25 Mai 2016, 16:00pm

Publié par VASSEUR SANDRINE

Ce guide pratique combinant un livre et une application mobile s’adresse aux charpentiers-couvreurs qui réalisent l’étanchéité de toitures terrasses sur des construction à ossature bois.

« L’architecture à toit plat est de plus en plus répandue. En construction bois, près de 30% des projets de construction ou d’extension sont conçus avec des toitures terrasses, constate Christian Fanguin, responsable technique et pédagogique au Centre de formation continue et innovation Bois PE (Pôle Egletons). Par ailleurs, l’évolution des systèmes d’étanchéité de toitures par membrane permet aux charpentiers-couvreurs d’accéder à des techniques plus simples et de gérer leurs chantiers en toute autonomie. » Pour des surfaces inférieures à 150 m², l’étanchéité est donc souvent réalisée sans faire appel à un étancheur.

 

Mais l’exigence d’étanchéité à l’air apportée par la RT 2012 oblige à repenser la conception et la réalisation des toitures plates pour éviter les phénomènes de condensation. C’est pour aider les charpentiers-couvreurs que Christian Fanguin, charpentier de métier, a réalisé un guide pratique des toitures terrasses sur ossature bois. Ce livre présente toutes les techniques fiables et bien rodées de mise en œuvre de l’étanchéité des toitures terrasses sur ossature bois. Au travers de nombreux dessins, vues 3D, photos, ce guide pratique présente toutes les techniques de réalisation, étape par étape. Il s’appuie principalement sur la norme de mise en œuvre NF DTU 43.4 et sur les récentes publications du programme RAGE.

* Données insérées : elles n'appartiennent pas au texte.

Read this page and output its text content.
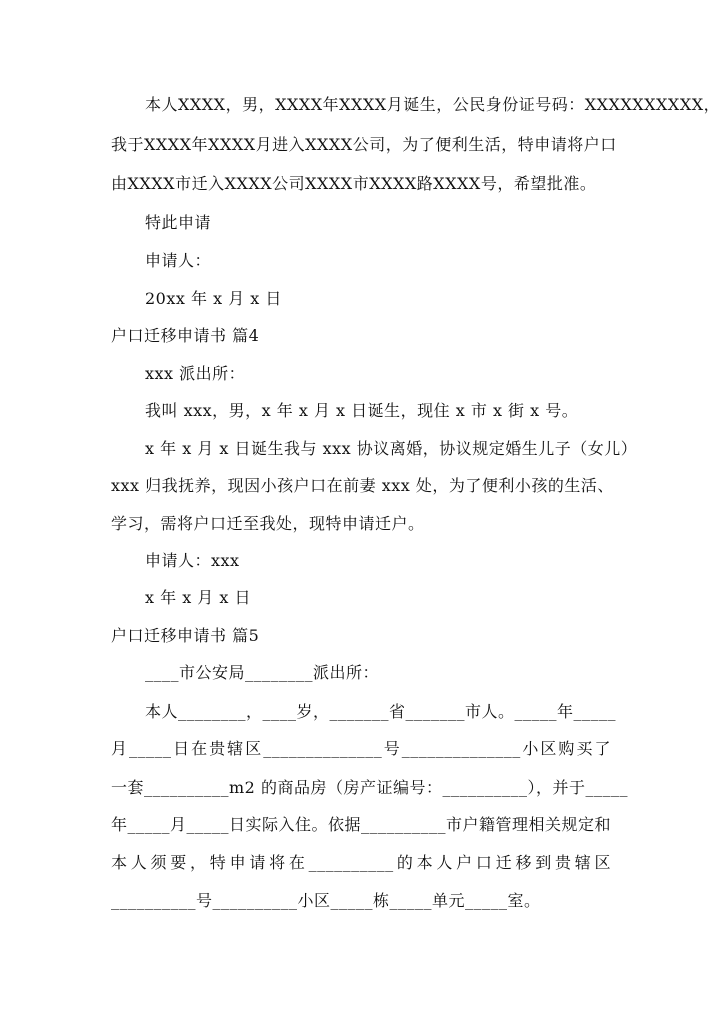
本人XXXX，男，XXXX年XXXX月诞生，公民身份证号码：XXXXXXXXXX，
我于XXXX年XXXX月进入XXXX公司，为了便利生活，特申请将户口
由XXXX市迁入XXXX公司XXXX市XXXX路XXXX号，希望批准。
特此申请
申请人：
20xx 年 x 月 x 日
户口迁移申请书 篇4
xxx 派出所：
我叫 xxx，男，x 年 x 月 x 日诞生，现住 x 市 x 街 x 号。
x 年 x 月 x 日诞生我与 xxx 协议离婚，协议规定婚生儿子（女儿）
xxx 归我抚养，现因小孩户口在前妻 xxx 处，为了便利小孩的生活、
学习，需将户口迁至我处，现特申请迁户。
申请人：xxx
x 年 x 月 x 日
户口迁移申请书 篇5
____市公安局________派出所：
本人________，____岁，_______省_______市人。_____年_____
月_____日在贵辖区______________号______________小区购买了
一套__________m2 的商品房（房产证编号：__________），并于_____
年_____月_____日实际入住。依据__________市户籍管理相关规定和
本人须要，特申请将在__________的本人户口迁移到贵辖区
__________号__________小区_____栋_____单元_____室。
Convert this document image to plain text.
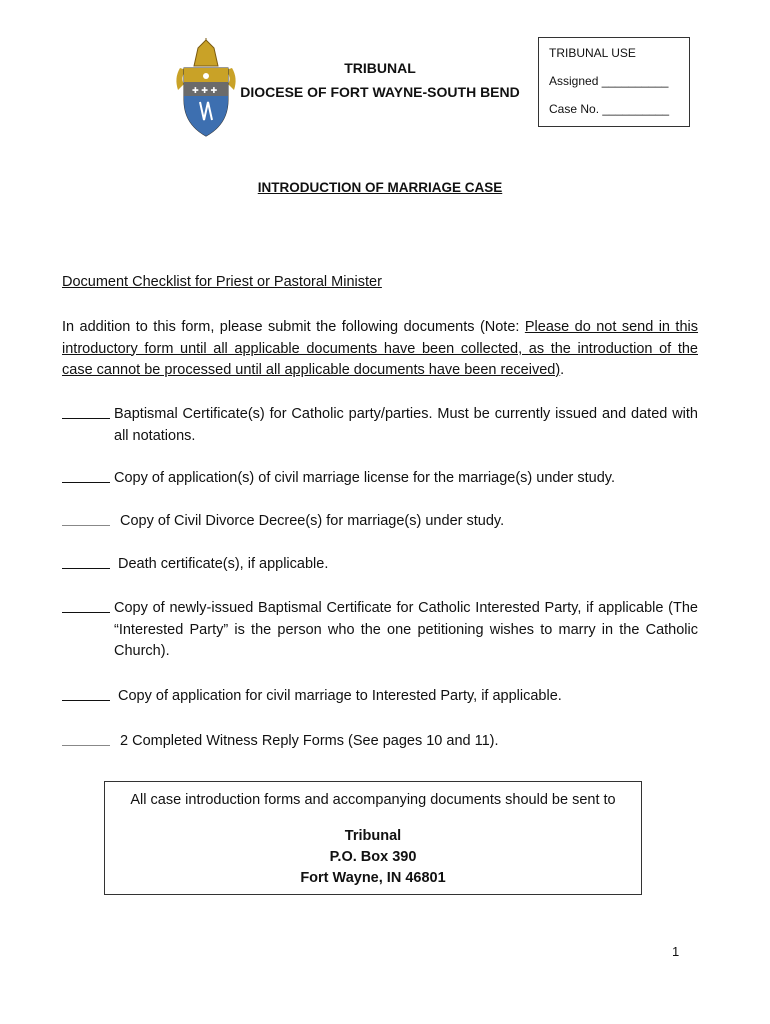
✚ ✚ ✚
TRIBUNAL
DIOCESE OF FORT WAYNE-SOUTH BEND
TRIBUNAL USE
Assigned __________
Case No. __________
INTRODUCTION OF MARRIAGE CASE
Document Checklist for Priest or Pastoral Minister
In addition to this form, please submit the following documents (Note: Please do not send in this introductory form until all applicable documents have been collected, as the introduction of the case cannot be processed until all applicable documents have been received).
Baptismal Certificate(s) for Catholic party/parties. Must be currently issued and dated with all notations.
Copy of application(s) of civil marriage license for the marriage(s) under study.
Copy of Civil Divorce Decree(s) for marriage(s) under study.
Death certificate(s), if applicable.
Copy of newly-issued Baptismal Certificate for Catholic Interested Party, if applicable (The “Interested Party” is the person who the one petitioning wishes to marry in the Catholic Church).
Copy of application for civil marriage to Interested Party, if applicable.
2 Completed Witness Reply Forms (See pages 10 and 11).
All case introduction forms and accompanying documents should be sent to
Tribunal
P.O. Box 390
Fort Wayne, IN 46801
1
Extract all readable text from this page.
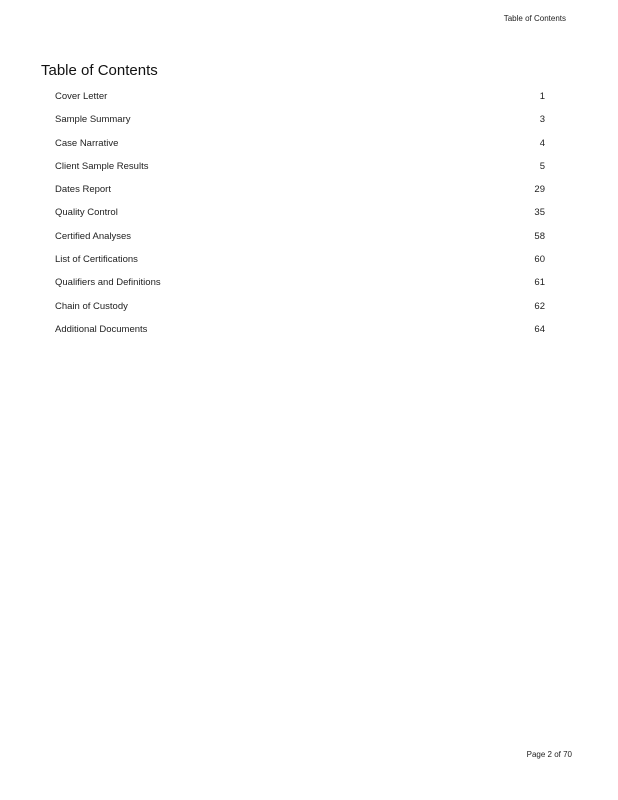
Table of Contents
Table of Contents
Cover Letter	1
Sample Summary	3
Case Narrative	4
Client Sample Results	5
Dates Report	29
Quality Control	35
Certified Analyses	58
List of Certifications	60
Qualifiers and Definitions	61
Chain of Custody	62
Additional Documents	64
Page 2 of 70
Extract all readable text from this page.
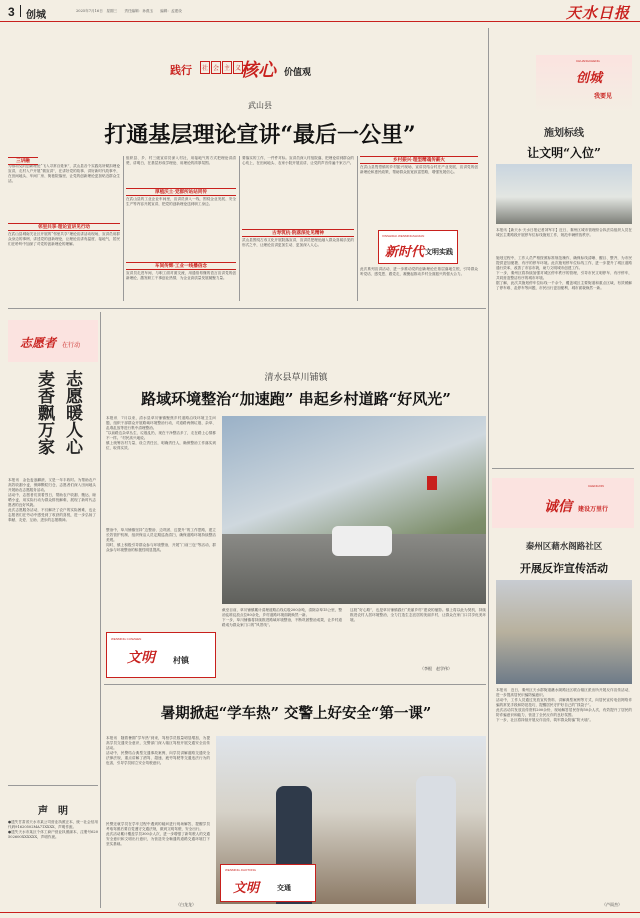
3 创城	2025年7月16日　星期三　　责任编辑：孙燕玉　　编辑：孟建设	天水日报
践行	社 会 主 义
核心 价值观
武山县
打通基层理论宣讲“最后一公里”
为推动党的创新理论“飞入寻常百姓家”，武山县各个实践站所紧扣理论宣讲，走村入户开展“微宣讲”，在讲好党的故事、讲好新时代故事中，在田间地头、车间厂房、街巷院落里，让党的创新理论更加贴近群众生活。
三讲融
邻里共享·理论宣讲见行动
在武山县城南关社区开展的“邻里共享”理论宣讲活动现场，宣讲员用群众身边的事例，讲述党的创新理论，让理论宣讲有温度、接地气，居民们在聆听中加深了对党的创新理论的理解。
组织县、乡、村三级宣讲员深入村社，用接地气的方式把理论讲清楚、讲明白，在基层形成学理论、用理论的浓厚氛围。
厚植沃土·党群所站站同传
在武山县的工业企业车间里，宣讲员深入一线，围绕企业发展、安全生产等内容开展宣讲，把党的创新理论送到职工身边。
车间传辉·工业一线播信念
宣讲员走进车间，与职工面对面交流，用通俗易懂的语言宣讲党的创新理论，激发职工干事创业热情，为企业高质量发展凝聚力量。
要落实的工作，一件件对标。宣讲员深入村组院落，把理论讲到群众的心坎上，在田间地头、农家小院开展宣讲，让党的声音传遍千家万户。
古寿筑杭·院落深处见精神
武山县围绕古寿文化开展院落宣讲，宣讲员把理论融入群众喜闻乐见的形式之中，让理论宣讲更加生动、更加深入人心。
乡村振兴·理型精魂传薪火
在武山县鸳鸯镇的乡村振兴现场，宣讲员结合村庄产业发展，宣讲党的创新理论和惠民政策，帮助群众拓宽致富思路，增强发展信心。
XINSHIDAI·WENMINGSHIJIAN
新时代 文明实践
此次系列宣讲活动，进一步推动党的创新理论在基层落地生根，引导群众听党话、感党恩、跟党走，凝聚起推动乡村全面振兴的强大合力。
CHUANGCHENG
创城
我要见
施划标线
让文明“入位”
本报讯【新天水·天水日报记者刘军宇】近日，秦州区城市管理综合执法局组织人员在城区主要路段开展停车位标线施划工作，规范车辆停放秩序。
施划过程中，工作人员严格按照标准规范操作，确保标线清晰、醒目、整齐，为市民提供更加便捷、有序的停车环境。此次施划停车位标线工作，进一步提升了城区道路通行效率，改善了市容市貌，助力文明城市创建工作。
下一步，秦州区将持续加强对城区停车秩序的管理，引导市民文明停车、有序停车，共同营造整洁有序的城市环境。
据了解，此次共施划停车位标线一千余个，覆盖城区主要街道和重点区域，有效缓解了停车难、乱停车等问题，市民出行更加便利，城市面貌焕然一新。
志愿者 在行动
志愿暖人心
麦香飘万家
本报讯　金色麦浪翻滚，又是一年丰收时。为帮助农户高效收割小麦，保障颗粒归仓，志愿者们深入田间地头开展助农志愿服务活动。
活动中，志愿者们顶着烈日，帮助农户收割、搬运、晾晒小麦，用实际行动为群众排忧解难，展现了新时代志愿者的良好风貌。
此次志愿服务活动，不仅解决了农户的实际困难，也让志愿者们在劳动中感受到了收获的喜悦，进一步弘扬了奉献、友爱、互助、进步的志愿精神。
声　明
●遗失甘肃省天水市某公司营业执照正本，统一社会信用代码91620502MA71XXXX，声明作废。
●遗失天水市某区个体工商户营业执照副本，注册号620502600XXXXXX，声明作废。
清水县草川铺镇
路域环境整治“加速跑” 串起乡村道路“好风光”
本报讯　7月以来，清水县草川铺镇聚焦乡村道路沿线环境卫生问题，组织干部群众开展路域环境整治行动，对道路两侧垃圾、杂草、乱堆乱放等进行集中清理整治。
“以前路边杂草丛生、垃圾乱扔，现在干净整洁多了，走在路上心情都不一样。”村民高兴地说。
镇上统筹各村力量，设立责任区，明确责任人，确保整治工作落实到位、取得实效。
整治中，草川铺镇坚持“边整治、边巩固、边提升”的工作思路，建立长效管护机制，组织保洁人员定期巡查清扫，确保道路环境持续整洁美观。
同时，镇上积极引导群众参与环境整治，开展“门前三包”等活动，群众参与环境整治的积极性明显提高。
截至目前，草川铺镇累计清理道路沿线垃圾200余吨，清除杂草15公里，整治乱堆乱放点位80余处，乡村道路环境面貌焕然一新。
下一步，草川铺镇将持续推进路域环境整治，不断巩固整治成果，让乡村道路成为群众家门口的“风景线”。
这段“好心路”，也是草川铺镇践行“美丽乡村”建设的缩影。镇上将以此为契机，持续推进农村人居环境整治，全力打造生态宜居的美丽乡村，让群众在家门口共享优美环境。
（李根　赵学伟）
WENMING CUNZHEN
文明 村镇
CHENGXIN
诚信 建设万里行
秦州区藉水阁路社区
开展反诈宣传活动
本报讯　近日，秦州区天水郡街道藉水阁路社区联合辖区派出所开展反诈宣传活动，进一步提高居民识骗防骗意识。
活动中，工作人员通过发放宣传资料、讲解典型案例等方式，向居民宣传电信网络诈骗的常见手段和防范技巧，提醒居民守护好自己的“钱袋子”。
此次活动共发放宣传资料200余份，现场解答居民咨询50余人次，有效提升了居民的防诈骗意识和能力，营造了全民反诈的良好氛围。
下一步，社区将持续开展反诈宣传，筑牢群众防骗“防火墙”。
（卢雨杰）
暑期掀起“学车热” 交警上好安全“第一课”
本报讯　随着暑期“学车热”到来，驾校学员数量明显增加，为提高学员交通安全意识，交警部门深入辖区驾校开展交通安全宣传活动。
活动中，民警结合典型交通事故案例，向学员讲解道路交通安全法律法规，重点讲解了酒驾、超速、疲劳驾驶等交通违法行为的危害，引导学员树立安全驾驶意识。
民警还就学员在学车过程中遇到的疑问进行现场解答，提醒学员考取驾照后要自觉遵守交通法规，做到文明驾驶、安全出行。
此次活动累计覆盖学员300余人次，进一步增强了新驾驶人的交通安全意识和文明出行意识，为营造安全畅通的道路交通环境打下坚实基础。
（白龙龙）
WENMING JIAOTONG
文明	交通
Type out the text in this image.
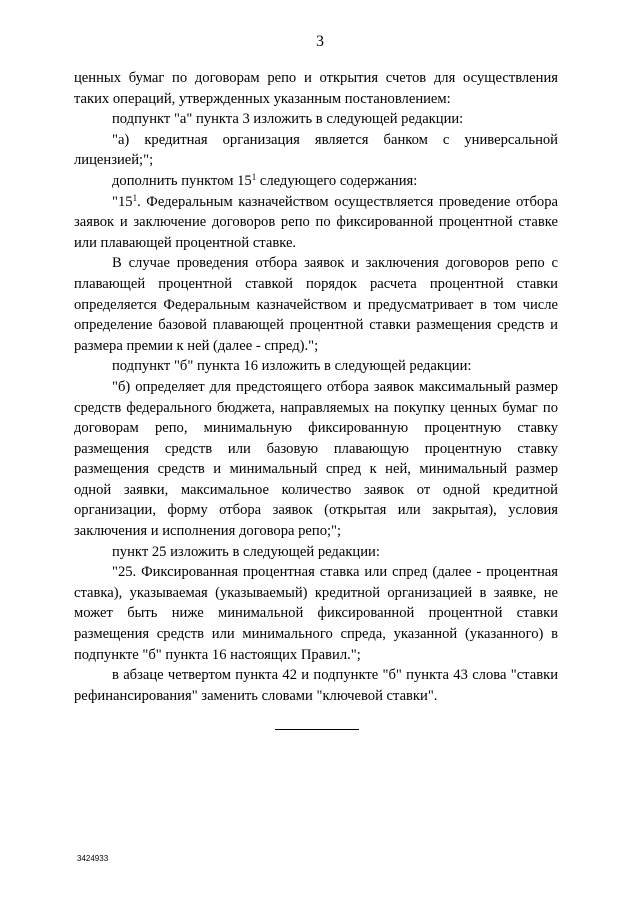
3

ценных бумаг по договорам репо и открытия счетов для осуществления таких операций, утвержденных указанным постановлением:

подпункт "а" пункта 3 изложить в следующей редакции:

"а) кредитная организация является банком с универсальной лицензией;";

дополнить пунктом $15^1$ следующего содержания:

"$15^1$. Федеральным казначейством осуществляется проведение отбора заявок и заключение договоров репо по фиксированной процентной ставке или плавающей процентной ставке.

В случае проведения отбора заявок и заключения договоров репо с плавающей процентной ставкой порядок расчета процентной ставки определяется Федеральным казначейством и предусматривает в том числе определение базовой плавающей процентной ставки размещения средств и размера премии к ней (далее - спред).";

подпункт "б" пункта 16 изложить в следующей редакции:

"б) определяет для предстоящего отбора заявок максимальный размер средств федерального бюджета, направляемых на покупку ценных бумаг по договорам репо, минимальную фиксированную процентную ставку размещения средств или базовую плавающую процентную ставку размещения средств и минимальный спред к ней, минимальный размер одной заявки, максимальное количество заявок от одной кредитной организации, форму отбора заявок (открытая или закрытая), условия заключения и исполнения договора репо;";

пункт 25 изложить в следующей редакции:

"25. Фиксированная процентная ставка или спред (далее - процентная ставка), указываемая (указываемый) кредитной организацией в заявке, не может быть ниже минимальной фиксированной процентной ставки размещения средств или минимального спреда, указанной (указанного) в подпункте "б" пункта 16 настоящих Правил.";

в абзаце четвертом пункта 42 и подпункте "б" пункта 43 слова "ставки рефинансирования" заменить словами "ключевой ставки".

3424933
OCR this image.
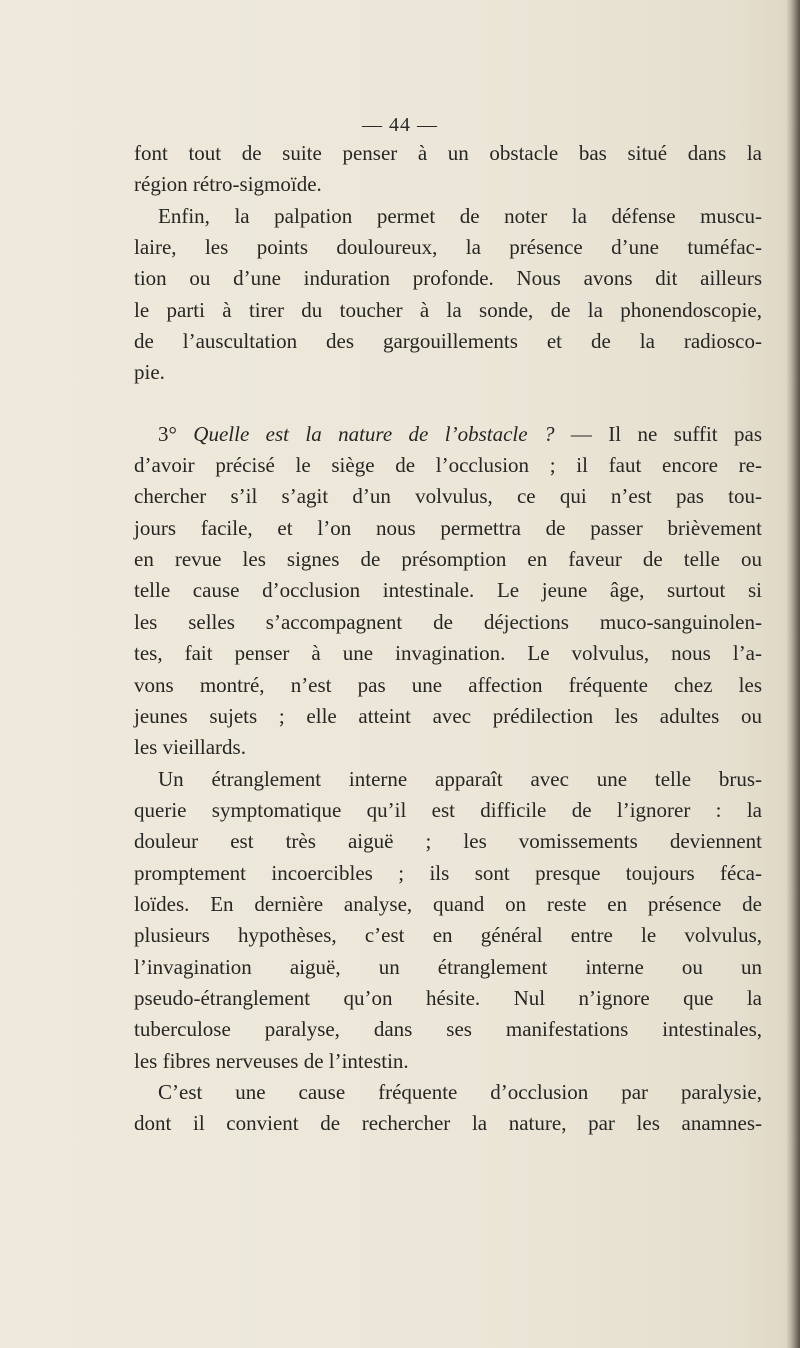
— 44 —

font tout de suite penser à un obstacle bas situé dans la
région rétro-sigmoïde.

Enfin, la palpation permet de noter la défense muscu-
laire, les points douloureux, la présence d’une tuméfac-
tion ou d’une induration profonde. Nous avons dit ailleurs
le parti à tirer du toucher à la sonde, de la phonendoscopie,
de l’auscultation des gargouillements et de la radiosco-
pie.

3° Quelle est la nature de l’obstacle ? — Il ne suffit pas
d’avoir précisé le siège de l’occlusion ; il faut encore re-
chercher s’il s’agit d’un volvulus, ce qui n’est pas tou-
jours facile, et l’on nous permettra de passer brièvement
en revue les signes de présomption en faveur de telle ou
telle cause d’occlusion intestinale. Le jeune âge, surtout si
les selles s’accompagnent de déjections muco-sanguinolen-
tes, fait penser à une invagination. Le volvulus, nous l’a-
vons montré, n’est pas une affection fréquente chez les
jeunes sujets ; elle atteint avec prédilection les adultes ou
les vieillards.

Un étranglement interne apparaît avec une telle brus-
querie symptomatique qu’il est difficile de l’ignorer : la
douleur est très aiguë ; les vomissements deviennent
promptement incoercibles ; ils sont presque toujours féca-
loïdes. En dernière analyse, quand on reste en présence de
plusieurs hypothèses, c’est en général entre le volvulus,
l’invagination aiguë, un étranglement interne ou un
pseudo-étranglement qu’on hésite. Nul n’ignore que la
tuberculose paralyse, dans ses manifestations intestinales,
les fibres nerveuses de l’intestin.

C’est une cause fréquente d’occlusion par paralysie,
dont il convient de rechercher la nature, par les anamnes-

Une application pour smartphones et tablettes est livrée avec le livre. Elle permet de manipuler des objets 3D (illustrations du livre), visualiser des vidéos pratiques de mise en œuvre, découvrir des galeries photos détaillées ainsi que des plans de coupes, adresses de fournisseurs…

Le livre (172 pages + appli incluse) est vendu 48 euros TTC et peut être acheté en ligne sur le site de Bois PE ainsi que dans les librairies techniques.

 

SOURCE LE MONITEUR

 

 

J'espère que ce livre fait bien mention des risques de chutes de hauteur lors de ces construction !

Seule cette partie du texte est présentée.